The interesting thing about the last year with people becoming more aware of chatGPT, is that it has desensitized them to AI in general. And over the next two to three years, I see AI becoming much more widely accepted, much more common, and also seeing generative AI start to transform jobs. So not replacing people, but switching them from being writers to being editors, actually allowing people to do the more value added part of the tasks and automating the aspects that aren't interesting to people.

I also think that we're going to be a lot more mindful about aspects such as transparency, bias, and fairness than we were before, now that AI has raised that topic. And with generative AI, I expect to see us be more mindful about subtly gendered language or potentially westernized views being overly used, because having a more automated technology is making us think more about that systematic risk.
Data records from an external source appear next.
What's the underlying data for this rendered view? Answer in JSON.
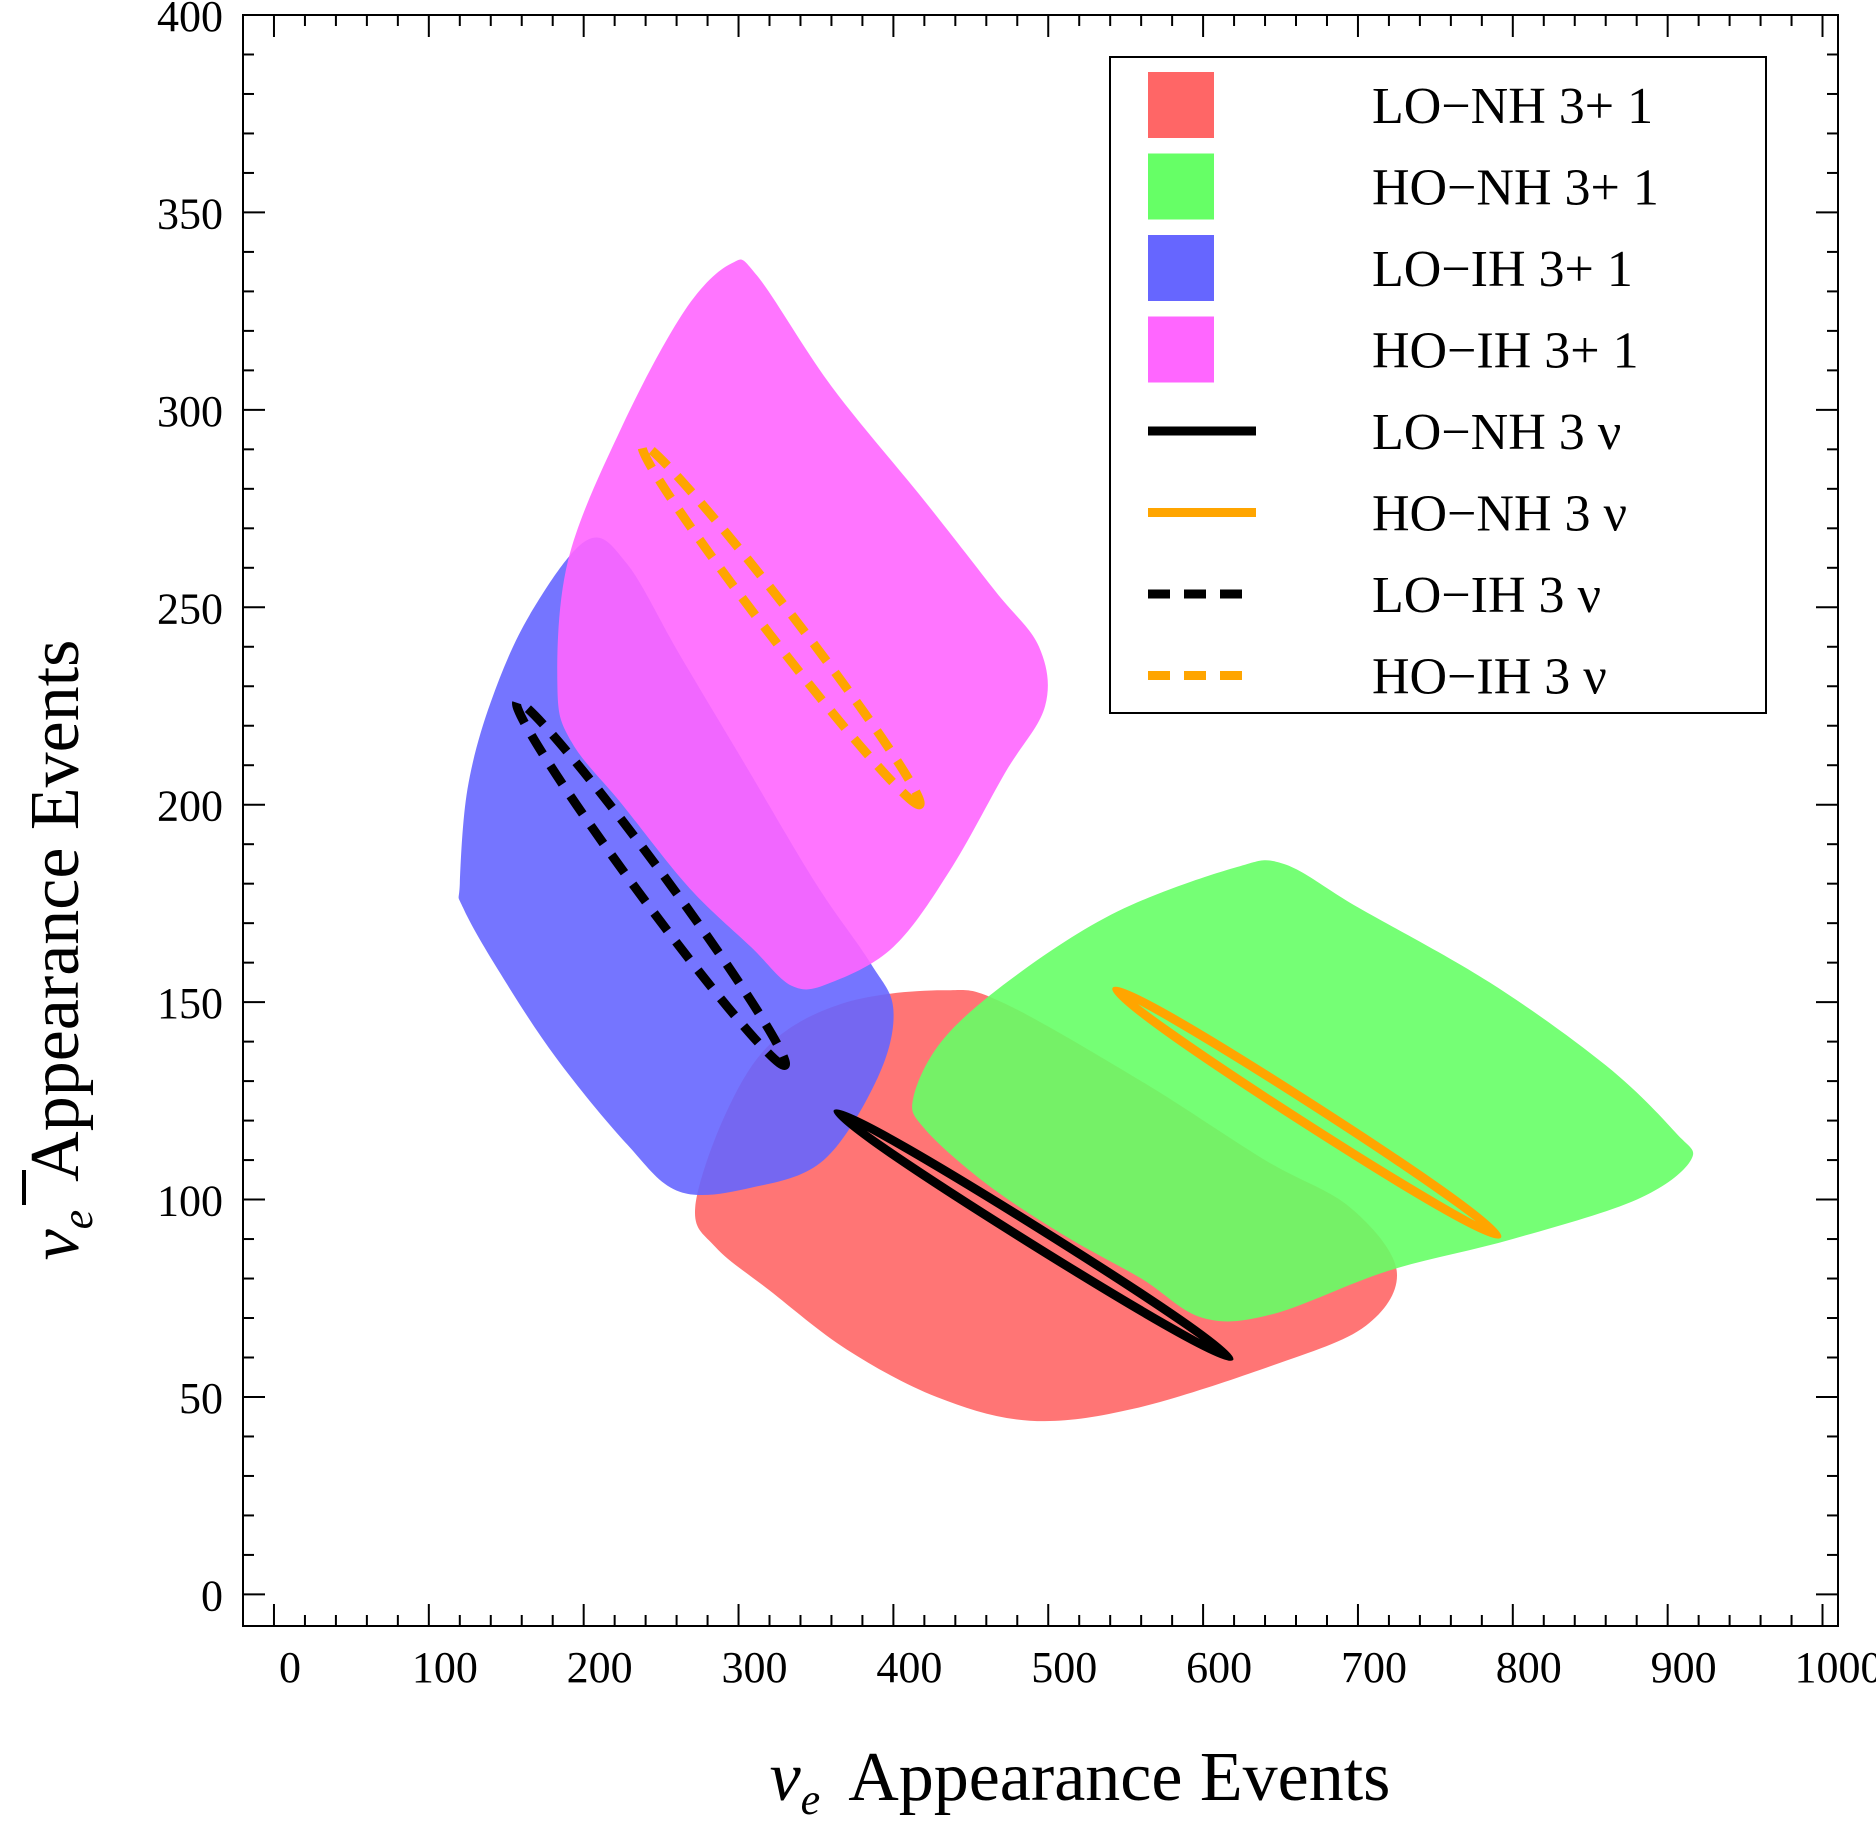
{
  "chart_data": {
    "type": "area",
    "title": "",
    "xlabel": "Appearance Events",
    "xlabel_symbol": "ν",
    "xlabel_subscript": "e",
    "ylabel": "Appearance Events",
    "ylabel_symbol": "ν",
    "ylabel_subscript": "e",
    "ylabel_overbar": true,
    "xlim": [
      -20,
      1010
    ],
    "ylim": [
      -8,
      400
    ],
    "xticks": [
      0,
      100,
      200,
      300,
      400,
      500,
      600,
      700,
      800,
      900,
      1000
    ],
    "yticks": [
      0,
      50,
      100,
      150,
      200,
      250,
      300,
      350,
      400
    ],
    "legend_position": "top-right",
    "regions": [
      {
        "name": "LO-NH 3+1",
        "label": "LO−NH 3+ 1",
        "color": "#ff6666",
        "points": [
          [
            272,
            98
          ],
          [
            292,
            122
          ],
          [
            322,
            140
          ],
          [
            370,
            150
          ],
          [
            432,
            153
          ],
          [
            470,
            150
          ],
          [
            560,
            130
          ],
          [
            640,
            110
          ],
          [
            695,
            98
          ],
          [
            725,
            82
          ],
          [
            705,
            68
          ],
          [
            645,
            58
          ],
          [
            555,
            47
          ],
          [
            488,
            44
          ],
          [
            428,
            50
          ],
          [
            370,
            62
          ],
          [
            320,
            77
          ],
          [
            285,
            88
          ]
        ]
      },
      {
        "name": "HO-NH 3+1",
        "label": "HO−NH 3+ 1",
        "color": "#66ff66",
        "points": [
          [
            413,
            126
          ],
          [
            433,
            141
          ],
          [
            480,
            157
          ],
          [
            545,
            173
          ],
          [
            620,
            184
          ],
          [
            652,
            185
          ],
          [
            700,
            174
          ],
          [
            785,
            155
          ],
          [
            860,
            134
          ],
          [
            905,
            117
          ],
          [
            915,
            110
          ],
          [
            880,
            100
          ],
          [
            800,
            90
          ],
          [
            720,
            82
          ],
          [
            645,
            71
          ],
          [
            600,
            70
          ],
          [
            560,
            80
          ],
          [
            510,
            91
          ],
          [
            460,
            104
          ],
          [
            420,
            118
          ]
        ]
      },
      {
        "name": "LO-IH 3+1",
        "label": "LO−IH 3+ 1",
        "color": "#6666ff",
        "points": [
          [
            120,
            180
          ],
          [
            125,
            204
          ],
          [
            140,
            226
          ],
          [
            165,
            248
          ],
          [
            202,
            267
          ],
          [
            228,
            261
          ],
          [
            262,
            238
          ],
          [
            303,
            211
          ],
          [
            350,
            180
          ],
          [
            385,
            160
          ],
          [
            400,
            148
          ],
          [
            390,
            131
          ],
          [
            355,
            110
          ],
          [
            308,
            103
          ],
          [
            262,
            102
          ],
          [
            228,
            114
          ],
          [
            182,
            136
          ],
          [
            145,
            158
          ],
          [
            122,
            174
          ]
        ]
      },
      {
        "name": "HO-IH 3+1",
        "label": "HO−IH 3+ 1",
        "color": "#ff66ff",
        "points": [
          [
            183,
            230
          ],
          [
            190,
            262
          ],
          [
            225,
            296
          ],
          [
            265,
            325
          ],
          [
            295,
            337
          ],
          [
            312,
            334
          ],
          [
            360,
            306
          ],
          [
            420,
            277
          ],
          [
            466,
            254
          ],
          [
            494,
            240
          ],
          [
            498,
            225
          ],
          [
            472,
            208
          ],
          [
            436,
            183
          ],
          [
            400,
            164
          ],
          [
            360,
            155
          ],
          [
            335,
            154
          ],
          [
            308,
            164
          ],
          [
            268,
            179
          ],
          [
            225,
            200
          ],
          [
            192,
            216
          ]
        ]
      }
    ],
    "ellipses": [
      {
        "name": "LO-NH 3ν",
        "label": "LO−NH 3 ν",
        "color": "#000000",
        "dashed": false,
        "p1": [
          364,
          122
        ],
        "p2": [
          617,
          60
        ],
        "half_width": 8.6
      },
      {
        "name": "HO-NH 3ν",
        "label": "HO−NH 3 ν",
        "color": "#ffa500",
        "dashed": false,
        "p1": [
          544,
          153
        ],
        "p2": [
          790,
          91
        ],
        "half_width": 9.8
      },
      {
        "name": "LO-IH 3ν",
        "label": "LO−IH 3 ν",
        "color": "#000000",
        "dashed": true,
        "p1": [
          157,
          226
        ],
        "p2": [
          330,
          134
        ],
        "half_width": 15.0
      },
      {
        "name": "HO-IH 3ν",
        "label": "HO−IH 3 ν",
        "color": "#ffa500",
        "dashed": true,
        "p1": [
          238,
          291
        ],
        "p2": [
          417,
          200
        ],
        "half_width": 14.5
      }
    ]
  }
}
I think artificial intelligence can really help address inclusion in financial services. There are plenty of people that don't have strong credit histories due to religion or due to marriage. And the use of artificial intelligence to start to fill those gaps in the data or make the most of newer, unstructured types of data, means that more people should have access to the fairer decisions in future.

One of the big aspects we needed to be ready for was a, a batch recall. So we came in as analytics specialists to be able to match people to their medical records and help people get access to the vaccine by making sure that even if you changed your name, we could still identify who you were, even if you were homeless and on the street and didn't have a physical address to use, we could still make sure that you could get vaccinated if you were a refugee that had recently come into the country, you still needed a vaccine. So for me, that was an exciting aspect of AI to use. It was technologically very advanced, but it was also a really nice example of the impact that you can have. We had a really rich and engaging discussion at the AI and financial services panel.

There were all the topics that you would've expected around what is AI, what are the risks, what are the limitations and how do we seize this opportunity now, how is it going to transform the landscape? And in particular, we also talked about what it means for data privacy, the direction that the regulation is going around it, and how you manage to have the strongest, most diverse, most informed models while still respecting the individual customers need for data privacy and safeguarding their data. A lot of these conversations that AI is surfacing around, making sure that decisions are fair, making sure that data is kept private, making sure that decisions are transparent and defensible and explainable.

These are conversations that we've also been having around human decisions, but being able to reexamine these topics has been really beneficial within all industries, including financial services.